The story states “there is little profit to be made from it and no commercial incentive to promote the treatment.” At $200 per box online – and with “millions” using “bright-light therapy as the treatment of choice” – as the story claims – is there not some commercial incentive in those kinds of numbers?
This story did not provide any quantified detail about the results of using light therapy for seasonal affective disorder. It quoted two patients, anecdotally, about how much they believed they had been helped. It quoted the American Psychiatric Association as saying the therapy is “an effective low-risk treatment” for both seasonal and major depressive disorder. But it did not give any metric for how well the treatment works, or how quickly or for how long. How many patients getting light therapy get a little bit better? Much better?

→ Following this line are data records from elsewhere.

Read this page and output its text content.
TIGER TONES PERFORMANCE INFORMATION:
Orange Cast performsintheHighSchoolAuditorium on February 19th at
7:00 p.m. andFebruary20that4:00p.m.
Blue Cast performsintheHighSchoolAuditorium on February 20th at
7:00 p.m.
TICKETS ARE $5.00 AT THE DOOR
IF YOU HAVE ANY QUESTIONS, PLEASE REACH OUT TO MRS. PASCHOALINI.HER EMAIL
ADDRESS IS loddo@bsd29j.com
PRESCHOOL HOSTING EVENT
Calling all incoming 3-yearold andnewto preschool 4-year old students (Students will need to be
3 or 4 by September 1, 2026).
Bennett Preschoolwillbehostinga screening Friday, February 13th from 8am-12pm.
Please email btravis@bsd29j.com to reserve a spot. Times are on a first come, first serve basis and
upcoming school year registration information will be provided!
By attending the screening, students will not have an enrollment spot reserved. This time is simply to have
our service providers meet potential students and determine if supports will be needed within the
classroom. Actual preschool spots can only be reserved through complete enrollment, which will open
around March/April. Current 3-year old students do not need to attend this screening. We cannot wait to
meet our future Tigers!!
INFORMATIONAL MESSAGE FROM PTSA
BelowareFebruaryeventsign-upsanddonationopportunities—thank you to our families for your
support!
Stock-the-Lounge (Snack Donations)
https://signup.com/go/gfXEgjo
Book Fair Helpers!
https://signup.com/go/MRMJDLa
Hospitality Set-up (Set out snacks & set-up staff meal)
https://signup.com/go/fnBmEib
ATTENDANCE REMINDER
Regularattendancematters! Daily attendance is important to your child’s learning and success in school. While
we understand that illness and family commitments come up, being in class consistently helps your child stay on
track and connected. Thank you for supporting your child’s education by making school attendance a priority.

No better?
The story stated “Side effects include headaches and hypomania.” And it included the warning: “Using a light box is not as simple as it may appear. Experts recommend consulting with a knowledgeable health care provider.”
Another point the story could have raised is that a person with a disorder that does not respond to light may self-diagnose and fail to seek more effective therapy or advice.
The story tells readers about a 2006 “double-blind” study without naming the journal where it was published or the lead author. This is very selective reporting. There have been many trials and meta-analyses of these trials. The story could easily lead readers to conclude that there are few studies, when in fact there are many. Readers need that broader context in order to evaluate the qualitiy of the evidence.
In fact, another story by the same reporter in the same paper just 10 months ago noted “a new, carefully designed randomized controlled trial — of the kind considered the gold standard in medicine — suggests bright light therapy deserves a closer look.” Granted, it was a study in elderly patients with nonseasonal major depressive disorder, but it was still part of the much larger evidence base for light therapy that could have been referenced.
This story does not exaggerate the consequences of seasonal depression.
The story uses independent sources, but strangely does not quote anyone who participated in the single research study cited from 2006.
The story does mention the existing use of anti-depressant drugs for seasonal depression, but does not compare in detail the price or length of drug therapy vs. light therapy. This comparison would have been very helpful to consumers. Other alternatives – including cognitive behavioral therapy, psychotherapy or exercise – were not mentioned.
The story makes it clear how widely used are the light boxes and that they are sold online and available for rent.
The story doesn’t make any inappropriate claims about the novelty (or lack thereof) in light therapy.
The story quotes four different people – two patient and two researchers. It does not appear to rely on a news release.